SSIS data flow are very powerful and can sometime be very complex and long. Therefore, like any other programs, we would like the ability to comment sections of the data flows. This post will describe various way to d this.


The obvious way to add comments or notes is to use annotations. Annotations can be used everywhere in a package, control flow, data flows and event handlers. There are efficient and easy to move around everywhere in the package.

Figure 1

Now, one feature I like a lot in SSIS data flows is the ability to re-arrange data flows objects by using the “Format”à“Auto Layout”à“Diagram” command from the top menu. This align objects correctly most of the time.

Figure 2

Now, when it comes to annotation, it doesn’t work properly. As you can see in Figure 3 below, the annotation has moved at the bottom of the package. If we had used many of these annotations, how can we know what transform(s) they belong to? As of now, there’s no way to tie an annotation to specific transforms. There is a connect issue that was closed in 2010 that relates to this issue.

Figure 3

Objects grouping

Since SSIS 2012, we now have the ability to group objects in a data flow. We can therefore group the annotation with the lookup and get something similar to Figure 1 above. This gives us something like Figure 4 below:

Figure 4

Then, using the “Format”à“Auto Layout”à“Diagram” command from the menu will also format the grouped objects but at least, they are still grouped. However, the group will now be moved to the bottom of the data flow.

Figure 5

So, we’re now back to square one basically.

Path annotation

Another option we have and it might be useful is to use the annotation property of the various paths. The regular paths underneath the lookup have “Lookup Match Output” assigned by default.

Figure 6

This is due to the fact that (as shown in Figure 6), the “PathAnnotation” property is set to “AsNeeded” and by default, it displays the “SourceName” property. We can’t change the “SourceName” property, it is read only. But we can change the “Name” property though.

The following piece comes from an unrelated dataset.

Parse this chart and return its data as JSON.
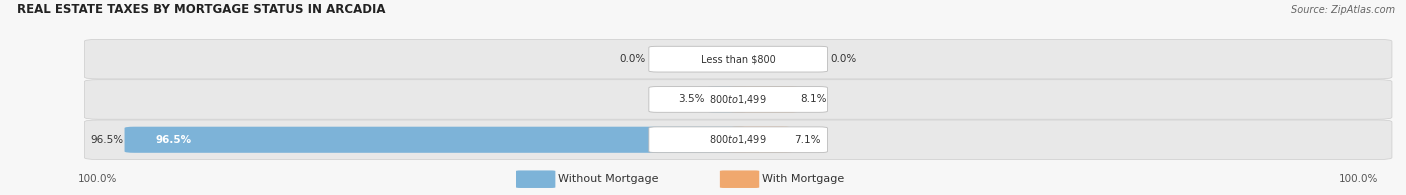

In Figure 7 below, I changed the “Name” property and set the “PathAnnotation” property to “Name”.

Figure 7

Now, instead of having “Lookup Match Output”, we have a more descriptive path annotation.


Objects “Description” property

Another way of commenting our data flow transforms or control flow tasks is to use the “Description” property of every objects you want to comment on. To see the content of the “Description” property, we have to hover with over the object we want to see the description as shown in Figure 8.

Figure 8

By default, we have “Look up values in a reference dataset by using exact matching.”. We can change this using the property pane. Therefore, we’ll now see whatever we typed in the description of the object.

Figure 9

This might be useful to see what’s happening in the designer but the downside is that we can’t really know if a comment exists unless we hover the mouse over it.

To sum up

As useful as annotations are, they cannot be tied to a specific task or transform. So every time the task or transform moves, we have to carry the annotation manually.

Grouping helps but it takes significant space on the package.

Path annotation gives us more flexibility because we can see the annotation on the package, it is tied to it. Also, the name can be referred in the execution reports and log because we changed the name of the path. Still, it looks like a hack though.

Description is another option but are only visible when we hover the mouse on the object.

If Microsoft could let us tie annotation to a specific object, it would resolve many issues we talked in this post. Let’s hope they fixe it in future versions.